Personal information
- Full name: Cédric Makekula Muendele Mitu
- Date of birth: 14 January 1995 (age 31)
- Place of birth: Kinshasa, Zaire
- Position: Forward

Team information
- Current team: Wetteren
- Number: 10

Youth career
- SKV Overmere
- Lokeren

Senior career*
- Years: Team / Apps / (Gls)
- 2012–2014: Lokeren / 1 / (0)
- 2014–2015: Zulte Waregem / 0 / (0)
- 2015–2016: Bornem / 28 / (4)
- 2016–2020: Eendracht Aalst / 92 / (27)
- 2020–2021: Londerzeel / 4 / (0)
- 2021: Sint-Eloois-Winkel / 3 / (0)
- 2022–: Wetteren / 76 / (13)

= Cédric Mitu =

Congolese footballer

Cédric Makekula Muendele Mitu (born 14 January 1995) is a Congolese professional footballer who plays as a forward for Wetteren. His first football club was SKV Overmere.

==Career==
When Mitu was eight, his parents moved from the Congolese capital Kinshasa to Belgium. The family settled in Berlare where young Mitu joined local club SKV Overmere, where he was plucked away by Sporting Lokeren's youth scouts after barely one year. At Lokeren, Mitu made it all the way to the first team squad a few years later.

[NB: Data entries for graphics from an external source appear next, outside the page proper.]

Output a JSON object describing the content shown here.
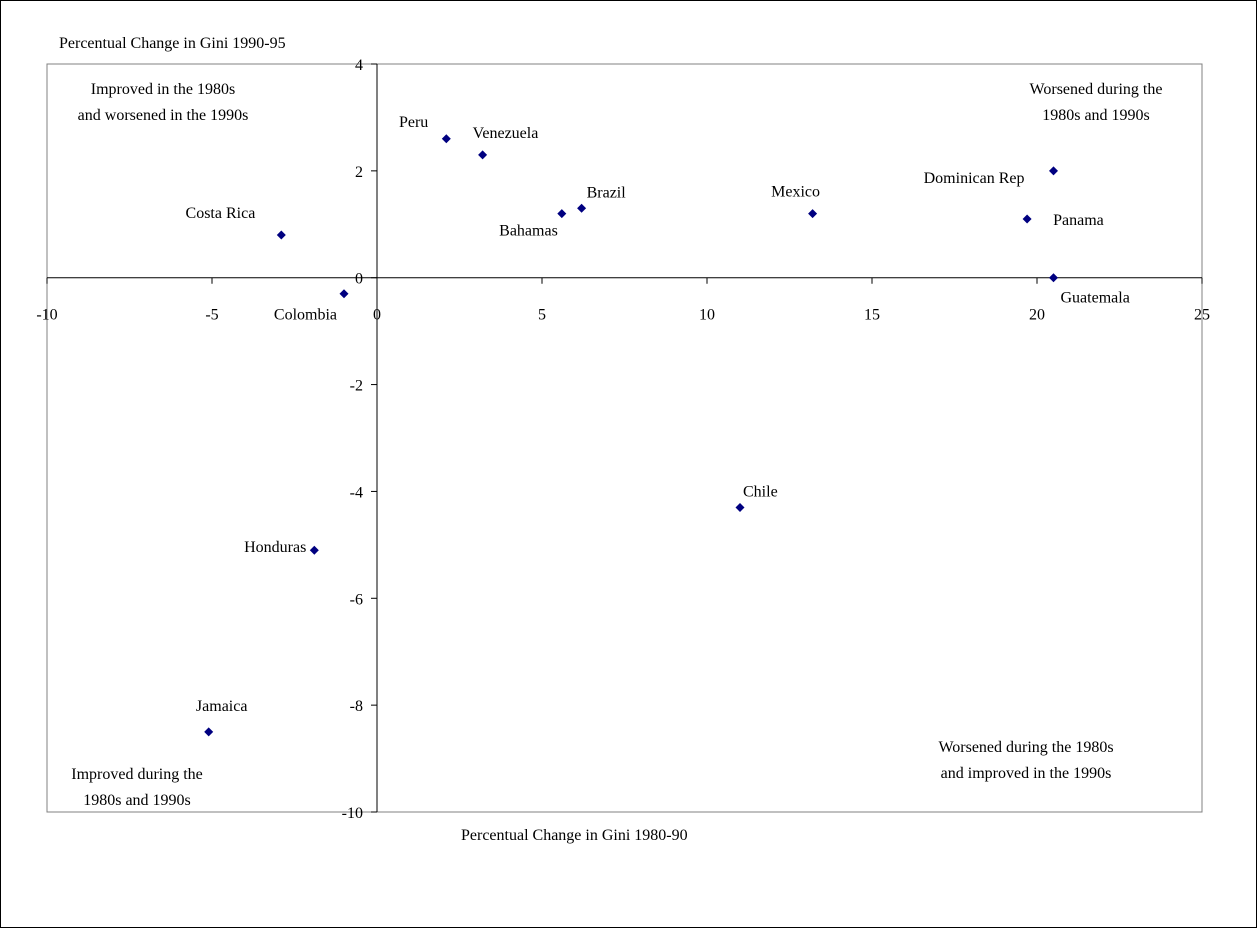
{
  "chart_data": {
    "type": "scatter",
    "title": "",
    "xlabel": "Percentual Change in Gini 1980-90",
    "ylabel": "Percentual Change in Gini 1990-95",
    "xlim": [
      -10,
      25
    ],
    "ylim": [
      -10,
      4
    ],
    "x_ticks": [
      -10,
      -5,
      0,
      5,
      10,
      15,
      20,
      25
    ],
    "y_ticks": [
      4,
      2,
      0,
      -2,
      -4,
      -6,
      -8,
      -10
    ],
    "grid": false,
    "legend": "none",
    "marker_color": "#000080",
    "points": [
      {
        "label": "Peru",
        "x": 2.1,
        "y": 2.6
      },
      {
        "label": "Venezuela",
        "x": 3.2,
        "y": 2.3
      },
      {
        "label": "Brazil",
        "x": 6.2,
        "y": 1.3
      },
      {
        "label": "Bahamas",
        "x": 5.6,
        "y": 1.2
      },
      {
        "label": "Mexico",
        "x": 13.2,
        "y": 1.2
      },
      {
        "label": "Dominican Rep",
        "x": 20.5,
        "y": 2.0
      },
      {
        "label": "Panama",
        "x": 19.7,
        "y": 1.1
      },
      {
        "label": "Guatemala",
        "x": 20.5,
        "y": 0.0
      },
      {
        "label": "Costa Rica",
        "x": -2.9,
        "y": 0.8
      },
      {
        "label": "Colombia",
        "x": -1.0,
        "y": -0.3
      },
      {
        "label": "Chile",
        "x": 11.0,
        "y": -4.3
      },
      {
        "label": "Honduras",
        "x": -1.9,
        "y": -5.1
      },
      {
        "label": "Jamaica",
        "x": -5.1,
        "y": -8.5
      }
    ],
    "annotations": [
      {
        "key": "top-left",
        "lines": [
          "Improved in the 1980s",
          "and worsened in the 1990s"
        ]
      },
      {
        "key": "top-right",
        "lines": [
          "Worsened during the",
          "1980s and 1990s"
        ]
      },
      {
        "key": "bottom-left",
        "lines": [
          "Improved during the",
          "1980s and 1990s"
        ]
      },
      {
        "key": "bottom-right",
        "lines": [
          "Worsened during the 1980s",
          "and improved in the 1990s"
        ]
      }
    ]
  }
}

Mitu made his first appearance in the Belgian Pro League for Lokeren on 8 December 2012 against KV Mechelen, after a substitution.

Between 2016 and 2020, Mitu played for Eendracht Aalst. In April 2020, he moved to Londerzeel.

In January 2021, Mitu signed with Sint-Eloois-Winkel. He made his debut for the club on 31 October 2021, coming on as a late substitute for Nagim Amini in a 1–1 draw against RFC Liège in the third-tier Belgian National Division 1.